Beyond that, there is the more advanced security aspect, which is when intelligence is leveraged to targeted threats. This is where Mahler said his company uses Cyber Kill Chain, a defense process that helps companies proactively mitigate threats.  Essentially, organizations use a multi-step defense approach to prevent hackers in numerous spots.

“In the old days, people would say the defender had to be right all the time, while the attacker only had to be right once,” Mahler explained. “The whole point of Cyber Kill chain was that it’s not really one thing. When you break it down into those steps an attacker has to go through, they’re not successful until they do those seven things in a row and all seven are successful.”

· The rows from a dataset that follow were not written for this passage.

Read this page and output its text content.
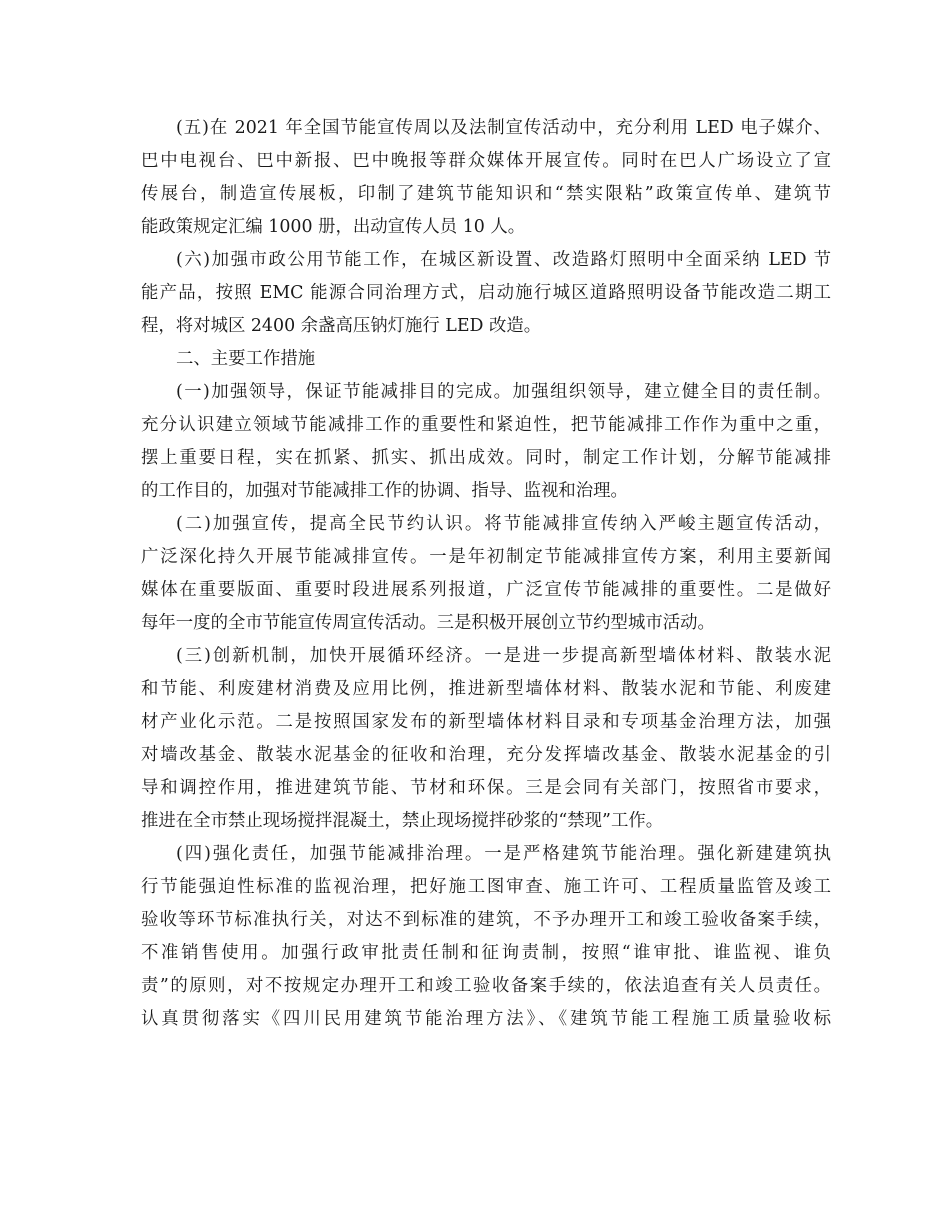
(五)在 2021 年全国节能宣传周以及法制宣传活动中，充分利用 LED 电子媒介、
巴中电视台、巴中新报、巴中晚报等群众媒体开展宣传。同时在巴人广场设立了宣
传展台，制造宣传展板，印制了建筑节能知识和“禁实限粘”政策宣传单、建筑节
能政策规定汇编 1000 册，出动宣传人员 10 人。
(六)加强市政公用节能工作，在城区新设置、改造路灯照明中全面采纳 LED 节
能产品，按照 EMC 能源合同治理方式，启动施行城区道路照明设备节能改造二期工
程，将对城区 2400 余盏高压钠灯施行 LED 改造。
二、主要工作措施
(一)加强领导，保证节能减排目的完成。加强组织领导，建立健全目的责任制。
充分认识建立领域节能减排工作的重要性和紧迫性，把节能减排工作作为重中之重，
摆上重要日程，实在抓紧、抓实、抓出成效。同时，制定工作计划，分解节能减排
的工作目的，加强对节能减排工作的协调、指导、监视和治理。
(二)加强宣传，提高全民节约认识。将节能减排宣传纳入严峻主题宣传活动，
广泛深化持久开展节能减排宣传。一是年初制定节能减排宣传方案，利用主要新闻
媒体在重要版面、重要时段进展系列报道，广泛宣传节能减排的重要性。二是做好
每年一度的全市节能宣传周宣传活动。三是积极开展创立节约型城市活动。
(三)创新机制，加快开展循环经济。一是进一步提高新型墙体材料、散装水泥
和节能、利废建材消费及应用比例，推进新型墙体材料、散装水泥和节能、利废建
材产业化示范。二是按照国家发布的新型墙体材料目录和专项基金治理方法，加强
对墙改基金、散装水泥基金的征收和治理，充分发挥墙改基金、散装水泥基金的引
导和调控作用，推进建筑节能、节材和环保。三是会同有关部门，按照省市要求，
推进在全市禁止现场搅拌混凝土，禁止现场搅拌砂浆的“禁现”工作。
(四)强化责任，加强节能减排治理。一是严格建筑节能治理。强化新建建筑执
行节能强迫性标准的监视治理，把好施工图审查、施工许可、工程质量监管及竣工
验收等环节标准执行关，对达不到标准的建筑，不予办理开工和竣工验收备案手续，
不准销售使用。加强行政审批责任制和征询责制，按照“谁审批、谁监视、谁负
责”的原则，对不按规定办理开工和竣工验收备案手续的，依法追查有关人员责任。
认真贯彻落实《四川民用建筑节能治理方法》、《建筑节能工程施工质量验收标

Mahler said that companies can use that to their advantage. An important part though is to learn from every step. For example, if a firewall is blocked or a phishing scam prevented, the healthcare organization shouldn’t just stop there. Instead, facilities should see what they can learn from the attacker and work to enhance their knowledge about a particular group.

“If we block one of those seven steps, we win,” Mahler said. “They didn’t get what they were after. They weren’t able to steal data, compromise a systems’ effectiveness of operation or delete data. They may have gotten further than we’d like in some client environments, but we can learn from that.”

Over time, this will be especially beneficial, according to Mahler. For example, when organizations can attribute that level of information about a particular group they can start to build profiles. When that is built up over 10 to 15 years, industries can get to the point where they can predict attacks.

“As you utilize this framework and built up the intelligence, your security team starts to attach personas to that,” Mahler said. “While they’re working through an event, rather than starting from scratch they’ll say ‘Hey this looks like group X.’”

By taking the time to learn from each attack – or attempted attack – an organization can become more efficient and effective because they will have that common framework from using that model and sharing it with their peers.